Я плохо понимал, что происходит, и кто этот человек.
– Эм… Я в норме, только немного подташнивает, и кружится голова, – я потер лоб, затем взглянул на друга.
Майкл явно был вне себя от ярости. После того, как мой друг проводил врача за дверь, рванул ко мне.
– Ты идиот?! Нахрена я тебе дал это? – проорал Майкл, указывая пальцем на пакетик с психотропным веществом. – Чтобы ты принимал его тогда, когда тебе захочется и там, где захочется? Ты мог умереть, чёрт возьми! – на секунду он замолчал. – Как я вообще мог так облажаться? Больше никаких препаратов, понял?

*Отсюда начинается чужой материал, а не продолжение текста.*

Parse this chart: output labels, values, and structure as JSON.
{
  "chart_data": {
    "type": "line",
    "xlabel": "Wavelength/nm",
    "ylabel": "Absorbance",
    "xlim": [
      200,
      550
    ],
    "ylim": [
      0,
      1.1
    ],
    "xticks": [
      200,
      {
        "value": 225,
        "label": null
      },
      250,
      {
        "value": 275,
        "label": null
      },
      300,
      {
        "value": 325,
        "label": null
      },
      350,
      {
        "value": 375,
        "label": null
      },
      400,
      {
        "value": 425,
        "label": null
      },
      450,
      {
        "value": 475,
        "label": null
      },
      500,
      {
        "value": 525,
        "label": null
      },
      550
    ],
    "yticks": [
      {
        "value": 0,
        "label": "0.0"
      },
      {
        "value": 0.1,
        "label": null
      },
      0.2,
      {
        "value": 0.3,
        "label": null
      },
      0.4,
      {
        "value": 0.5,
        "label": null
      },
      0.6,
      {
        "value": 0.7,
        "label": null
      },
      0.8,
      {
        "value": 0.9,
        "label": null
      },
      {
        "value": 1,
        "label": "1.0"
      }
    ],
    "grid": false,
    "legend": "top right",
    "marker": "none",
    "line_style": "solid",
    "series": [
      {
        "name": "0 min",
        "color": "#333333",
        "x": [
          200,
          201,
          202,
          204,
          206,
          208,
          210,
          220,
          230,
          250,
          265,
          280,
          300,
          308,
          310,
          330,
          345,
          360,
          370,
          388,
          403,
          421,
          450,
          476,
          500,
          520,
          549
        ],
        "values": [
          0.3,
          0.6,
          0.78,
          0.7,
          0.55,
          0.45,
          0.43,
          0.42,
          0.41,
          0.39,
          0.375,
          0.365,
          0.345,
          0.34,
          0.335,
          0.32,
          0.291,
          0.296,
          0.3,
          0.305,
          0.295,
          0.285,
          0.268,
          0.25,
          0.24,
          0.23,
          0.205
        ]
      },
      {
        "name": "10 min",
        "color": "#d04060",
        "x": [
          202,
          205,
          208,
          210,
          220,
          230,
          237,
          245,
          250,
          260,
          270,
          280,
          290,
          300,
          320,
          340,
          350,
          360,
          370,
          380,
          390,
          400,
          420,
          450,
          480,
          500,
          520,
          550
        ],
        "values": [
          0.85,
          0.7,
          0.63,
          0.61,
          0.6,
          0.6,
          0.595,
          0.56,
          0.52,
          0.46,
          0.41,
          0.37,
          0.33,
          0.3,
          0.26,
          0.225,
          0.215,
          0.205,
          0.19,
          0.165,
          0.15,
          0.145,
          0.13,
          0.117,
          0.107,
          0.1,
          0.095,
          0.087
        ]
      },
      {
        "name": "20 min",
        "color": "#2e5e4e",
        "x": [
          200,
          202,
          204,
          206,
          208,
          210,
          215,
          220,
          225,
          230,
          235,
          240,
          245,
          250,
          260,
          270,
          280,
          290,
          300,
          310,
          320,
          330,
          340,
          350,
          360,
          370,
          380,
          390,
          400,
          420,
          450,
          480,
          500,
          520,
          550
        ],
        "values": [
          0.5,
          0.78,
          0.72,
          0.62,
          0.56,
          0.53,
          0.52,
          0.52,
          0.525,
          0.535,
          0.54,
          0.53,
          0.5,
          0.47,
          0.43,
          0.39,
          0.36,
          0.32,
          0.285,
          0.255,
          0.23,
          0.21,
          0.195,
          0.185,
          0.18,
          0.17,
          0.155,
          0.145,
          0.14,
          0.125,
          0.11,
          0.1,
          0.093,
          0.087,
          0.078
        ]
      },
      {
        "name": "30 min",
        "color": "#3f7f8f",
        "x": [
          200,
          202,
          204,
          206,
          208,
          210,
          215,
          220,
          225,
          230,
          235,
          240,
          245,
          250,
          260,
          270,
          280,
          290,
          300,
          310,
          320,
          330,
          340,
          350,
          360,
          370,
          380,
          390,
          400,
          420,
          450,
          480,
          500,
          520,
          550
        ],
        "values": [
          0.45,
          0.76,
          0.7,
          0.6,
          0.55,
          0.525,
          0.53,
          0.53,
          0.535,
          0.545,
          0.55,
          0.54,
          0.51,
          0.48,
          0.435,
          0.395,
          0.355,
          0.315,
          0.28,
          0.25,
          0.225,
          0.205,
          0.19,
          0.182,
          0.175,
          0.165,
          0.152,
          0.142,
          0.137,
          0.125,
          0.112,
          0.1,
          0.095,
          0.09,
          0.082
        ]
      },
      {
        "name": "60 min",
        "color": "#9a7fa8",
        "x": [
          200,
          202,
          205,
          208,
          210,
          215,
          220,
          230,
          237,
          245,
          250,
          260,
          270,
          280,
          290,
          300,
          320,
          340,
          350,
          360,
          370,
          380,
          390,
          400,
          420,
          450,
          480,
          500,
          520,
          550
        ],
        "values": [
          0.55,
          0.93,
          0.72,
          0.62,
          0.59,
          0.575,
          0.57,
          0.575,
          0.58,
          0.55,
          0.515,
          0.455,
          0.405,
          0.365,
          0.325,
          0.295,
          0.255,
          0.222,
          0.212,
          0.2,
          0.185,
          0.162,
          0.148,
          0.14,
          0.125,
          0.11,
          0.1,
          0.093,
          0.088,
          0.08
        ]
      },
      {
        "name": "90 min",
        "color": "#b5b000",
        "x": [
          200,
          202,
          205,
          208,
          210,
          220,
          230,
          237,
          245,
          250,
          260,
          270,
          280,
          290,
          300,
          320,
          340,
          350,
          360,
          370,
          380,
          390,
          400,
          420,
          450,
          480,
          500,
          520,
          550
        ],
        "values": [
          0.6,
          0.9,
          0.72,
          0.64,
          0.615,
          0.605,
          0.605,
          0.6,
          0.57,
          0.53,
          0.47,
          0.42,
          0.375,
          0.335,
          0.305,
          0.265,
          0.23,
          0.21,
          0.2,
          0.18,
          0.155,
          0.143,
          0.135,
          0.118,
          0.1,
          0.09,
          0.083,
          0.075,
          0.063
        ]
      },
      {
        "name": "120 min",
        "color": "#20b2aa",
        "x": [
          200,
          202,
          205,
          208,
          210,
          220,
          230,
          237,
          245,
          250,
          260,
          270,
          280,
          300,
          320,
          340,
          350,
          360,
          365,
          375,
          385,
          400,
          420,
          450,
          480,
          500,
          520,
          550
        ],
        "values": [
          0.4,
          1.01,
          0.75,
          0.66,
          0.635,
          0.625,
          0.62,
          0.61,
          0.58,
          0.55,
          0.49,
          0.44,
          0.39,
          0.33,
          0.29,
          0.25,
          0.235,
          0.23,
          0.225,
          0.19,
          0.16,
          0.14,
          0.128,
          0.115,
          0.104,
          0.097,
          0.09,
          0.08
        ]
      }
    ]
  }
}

Всё время, пока он орал, меня распирал смех, но я удерживался. После окончания его речи, всё-таки позволил дикому ржачу вырваться наружу.
– Ты, видимо, совсем конченый и не понял, что произошло, – уже спокойно произнес мой друг и вышел из комнаты.
Я заставил себя угомониться. Знаю, что ужасно виноват перед ним. Я лежал в гостевой комнате, в которую редко заглядывал, когда бывал у Майкла. В помещении преобладали в основном темные тона, которые придавали угрюмый вид, впрочем, почти как и всем комнатам в его квартире.
Поднялся и вышел в просторный коридор. Нашел душевую, зашёл, не запирая дверь. После того, как снял грязную и промокшую от пота одежду, я почувствовал облегчение. Теплая вода струилась по моему телу, это расслабляло. Душ – лучшее успокоительное.